"I'm now ready to move up to the hills," George said in the trash-strewn eastern Grenadian village of Soubise, which is regularly swamped with seawater and debris at high tide. "Here, the waves will just keep getting closer and closer until we get swept away."
One response in the wealthier island of Barbados has been building a kilometer-long breakwater and waterfront promenade to help protect fragile coastlines. In most cases, international money is pouring in to kick-start "soft engineering" efforts restoring natural buffers such as mangroves, grasses and deep-rooted trees such as sea grape. Some call that the most effective and cheapest way to minimize the impact of rising seas.
But in the long run, "we need to move our centers of population, infrastructure, et cetera, out of the areas likely to become vulnerable to rising seas," said Anthony Clayton, a climate change expert and the director of a sustainability institute at Jamaica's campus of the University of the West Indies.
Where to rebuild will be yet another challenge, with the region's islands mostly rugged and mountainous with small areas of flat land in coastal areas.
Even with the Caribbean so threatened, many islands have been slow to adapt, and awareness of the problem has only recently grown. Last year, the European Investment Bank announced it would give $65 million in concessionary loans to help 18 Caribbean nations adapt, while conservation groups try, among other projects, to restore buffering mangroves and set up fishing sanctuaries to help fringing reefs recover. The Caribbean Community Climate Change Center in Belize is managing the regional response.
Yet not everyone is convinced that climate change is as dire as forecast.

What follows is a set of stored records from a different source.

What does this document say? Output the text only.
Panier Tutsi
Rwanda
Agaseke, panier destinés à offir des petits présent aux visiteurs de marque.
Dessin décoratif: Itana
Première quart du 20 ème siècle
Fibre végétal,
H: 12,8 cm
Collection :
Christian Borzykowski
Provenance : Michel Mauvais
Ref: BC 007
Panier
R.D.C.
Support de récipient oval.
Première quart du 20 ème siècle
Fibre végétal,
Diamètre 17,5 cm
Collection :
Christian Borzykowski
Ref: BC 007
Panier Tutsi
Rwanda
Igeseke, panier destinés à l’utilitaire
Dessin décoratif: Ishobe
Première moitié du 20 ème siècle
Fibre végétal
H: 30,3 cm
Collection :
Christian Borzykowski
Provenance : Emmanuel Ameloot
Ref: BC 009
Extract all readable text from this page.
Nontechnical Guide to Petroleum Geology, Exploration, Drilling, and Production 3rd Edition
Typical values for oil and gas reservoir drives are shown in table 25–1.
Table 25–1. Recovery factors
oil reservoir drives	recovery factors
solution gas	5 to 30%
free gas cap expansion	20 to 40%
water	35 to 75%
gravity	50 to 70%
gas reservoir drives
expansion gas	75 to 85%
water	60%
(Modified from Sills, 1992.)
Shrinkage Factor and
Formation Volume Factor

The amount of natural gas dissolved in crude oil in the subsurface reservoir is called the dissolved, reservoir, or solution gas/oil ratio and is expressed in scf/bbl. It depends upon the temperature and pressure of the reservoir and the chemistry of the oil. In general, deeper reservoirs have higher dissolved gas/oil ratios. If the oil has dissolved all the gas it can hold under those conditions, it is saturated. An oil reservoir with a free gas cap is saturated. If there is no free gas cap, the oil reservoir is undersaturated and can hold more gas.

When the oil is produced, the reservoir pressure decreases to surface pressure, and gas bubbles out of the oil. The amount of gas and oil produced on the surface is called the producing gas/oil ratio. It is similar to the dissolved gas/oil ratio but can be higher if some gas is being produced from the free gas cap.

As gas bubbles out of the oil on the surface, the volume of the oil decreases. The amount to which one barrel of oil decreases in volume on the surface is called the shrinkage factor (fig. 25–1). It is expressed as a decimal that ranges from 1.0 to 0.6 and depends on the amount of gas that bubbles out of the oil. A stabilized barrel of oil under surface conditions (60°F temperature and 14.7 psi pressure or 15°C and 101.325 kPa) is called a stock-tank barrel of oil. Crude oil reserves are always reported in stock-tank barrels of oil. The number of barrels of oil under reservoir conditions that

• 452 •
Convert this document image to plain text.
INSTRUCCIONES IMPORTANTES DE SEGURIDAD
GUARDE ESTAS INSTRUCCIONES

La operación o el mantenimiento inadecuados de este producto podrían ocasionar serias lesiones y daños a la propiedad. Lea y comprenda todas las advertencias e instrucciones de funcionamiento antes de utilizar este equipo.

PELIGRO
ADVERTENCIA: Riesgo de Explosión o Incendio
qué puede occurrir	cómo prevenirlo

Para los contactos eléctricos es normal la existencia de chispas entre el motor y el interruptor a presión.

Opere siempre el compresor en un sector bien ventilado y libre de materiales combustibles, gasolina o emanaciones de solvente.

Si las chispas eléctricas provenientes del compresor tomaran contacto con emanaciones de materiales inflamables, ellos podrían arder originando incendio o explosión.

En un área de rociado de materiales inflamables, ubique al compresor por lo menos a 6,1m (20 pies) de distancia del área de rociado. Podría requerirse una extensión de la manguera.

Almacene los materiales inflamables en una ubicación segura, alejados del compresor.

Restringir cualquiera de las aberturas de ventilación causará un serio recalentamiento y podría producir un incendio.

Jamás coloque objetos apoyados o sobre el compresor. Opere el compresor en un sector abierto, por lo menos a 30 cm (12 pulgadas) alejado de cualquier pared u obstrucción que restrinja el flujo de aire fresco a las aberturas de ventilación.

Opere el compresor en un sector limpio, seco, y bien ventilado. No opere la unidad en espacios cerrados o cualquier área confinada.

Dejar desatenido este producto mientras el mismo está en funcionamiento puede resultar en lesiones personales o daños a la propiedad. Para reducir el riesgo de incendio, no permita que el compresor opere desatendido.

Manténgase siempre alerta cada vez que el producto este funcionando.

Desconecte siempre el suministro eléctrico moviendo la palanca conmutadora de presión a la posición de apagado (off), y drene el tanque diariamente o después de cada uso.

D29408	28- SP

Peter De Savary, a British entrepreneur and major property developer on Grenada's famed Grande Anse Beach, said the availability of capital, energy costs and the health of the global economy are far more imminent concerns than rising sea levels. He notes that most existing beach resorts will have to be rebuilt anyway in coming decades due to normal wear and tear so projected climate change impacts won't require much attention.
"If the sea level rises a foot or two it really doesn't make any difference here in Grenada because we have beaches that have a reasonably aggressive falloff," De Savary said. "If the water gets a few degrees warmer, well, that's what people come to the Caribbean for, warm water, so that's not an issue."
Shyn Nokta, who heads Guyana's office of climate change, said there's ample evidence the impacts will be less benign. Warming ocean waters have helped to significantly degrade the region's protective reefs, and threats to Caribbean coral are only expected to intensify as a result of ocean acidification due to greenhouse gases. Rainfall also has become increasingly erratic.
Many are also girding for climate change's impacts on an already fragile agriculture sector and drinking water quality and availability.
"The weather and climate system in the region is changing," Nokta said from Guyana's capital of Georgetown, which sits below sea level behind a complicated system of dikes and is extremely vulnerable to flooding.
Inequalities in income will play a big role in determining how the suffering is meted out island to island, said Ramon Bueno, a Massachusetts-based analyst who has researched and modeled climate change economic impacts for years.
"A low-income family living by the shoreline, with limited access to clean fresh water and earning a living from tourism, fishing or agriculture is vulnerable in a way that a middle- or high-income professional living in good air-conditioned housing at higher elevation inland is not," Bueno said.
That portends a dire future for people such as Allison Charles, a subsistence farmer in Grenada's coastal village of Telescope, a fact she said she's well aware of.
"It's hard now. Already our plants are getting burned by the salt water coming up the river," Charles said in her village, framed by Grenada's rugged hills. "I can't really imagine what the future will hold."